Yeah, I have been on the express bus to cranky-town lately. My work is going through a number of transitions with the summer coming and my kids classes coming to an end with the end of school year. I am exploring options for doing some non-yoga work in addition to teaching. Things are up in the air. I don’t know how it is all going to turn out.
This makes me cranky. Actually, it brings up a lot of issues of uncertainty, insecurity, and doubt. Not to mention that mental racket that tells me I should have it figured out already and what’s wrong with me that I don’t. Being already irritated with myself, I get increasingly nit-picky about everything I do and frustrated by situations beyond my illusive control. Ironically enough, it gets harder and harder to take steps that would make me feel better (such as practicing yoga, hanging out with other people, getting outside, etc.) It occurs to me as I surf Facebook, finding further evidence to support how much more exciting and accomplished everyone else is than me, that this might not be the most uplifting or worthwhile activity.
The difference is I am realizing when I get into this hole and most importantly, when I start to mole deeper down into it. I dragged myself kicking and screaming to my yoga mat (ok, maybe just mentally sticking my lower lip out). My irritation continued on the mat. “I don’t wanna do this yoga sequence. I don’t wanna hold the pose any longer.” Still I kept slogging through pouting all the while.
But something my instructor said stuck with me. He had us become aware of the ways in whichwe self-deprecate and lack compassion for ourselves and asked if we could be be open to the possibility that we can change how we feel. Not that we have to change or want to or even believe we could feel differently. Just being open to the idea that we might be able to make this mental shift.
I felt as if the negative harness cutting into my skin had suddenly slackened. Here on my yoga mat I was given permission. Feeling great was not a requirement for entry, nor was it mandatory I feel great at any point in the process. The only thing asked of me was a willingness to be open.

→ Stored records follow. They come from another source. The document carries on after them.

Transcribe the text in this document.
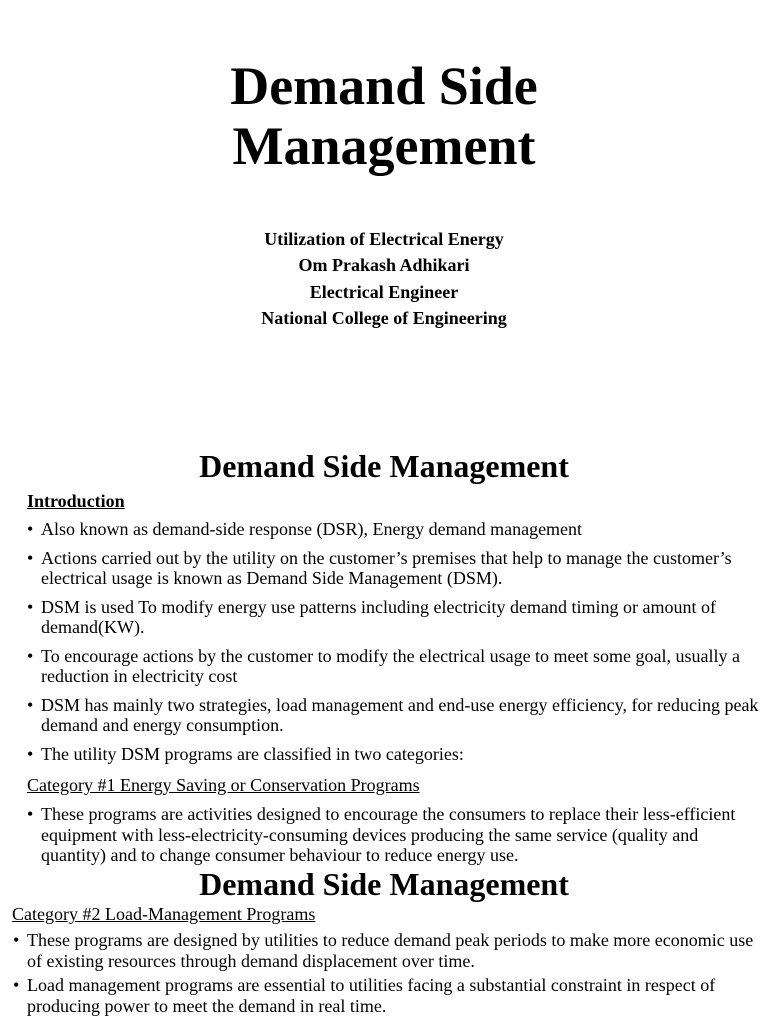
Demand Side
Management
Utilization of Electrical Energy
Om Prakash Adhikari
Electrical Engineer
National College of Engineering
Demand Side Management
Introduction
• Also known as demand-side response (DSR), Energy demand management
• Actions carried out by the utility on the customer’s premises that help to manage the customer’s electrical usage is known as Demand Side Management (DSM).
• DSM is used To modify energy use patterns including electricity demand timing or amount of demand(KW).
• To encourage actions by the customer to modify the electrical usage to meet some goal, usually a reduction in electricity cost
• DSM has mainly two strategies, load management and end-use energy efficiency, for reducing peak demand and energy consumption.
• The utility DSM programs are classified in two categories:
Category #1 Energy Saving or Conservation Programs
• These programs are activities designed to encourage the consumers to replace their less-efficient equipment with less-electricity-consuming devices producing the same service (quality and quantity) and to change consumer behaviour to reduce energy use.
Demand Side Management
Category #2 Load-Management Programs
• These programs are designed by utilities to reduce demand peak periods to make more economic use of existing resources through demand displacement over time.
• Load management programs are essential to utilities facing a substantial constraint in respect of producing power to meet the demand in real time.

Back when I was in the middle of my teacher training, I remember having one day where I was completely exhausted and frustrated. I wanted to extend a middle finger to my teacher and the assistants. The thought of more relentless feedback or another round of elbow to knee pose was unbearable. At the end of the day, one of my fellow trainees asked me how I was doing. I answered honestly about it being a rough day. She responded, “Some days the success is just getting through the day.”
Some days are like that. Success is sometimes just showing up and getting through. Although I might still be in the hole, not really sure how or when I will get out, I can be open to the possibility of finding a way to climb out.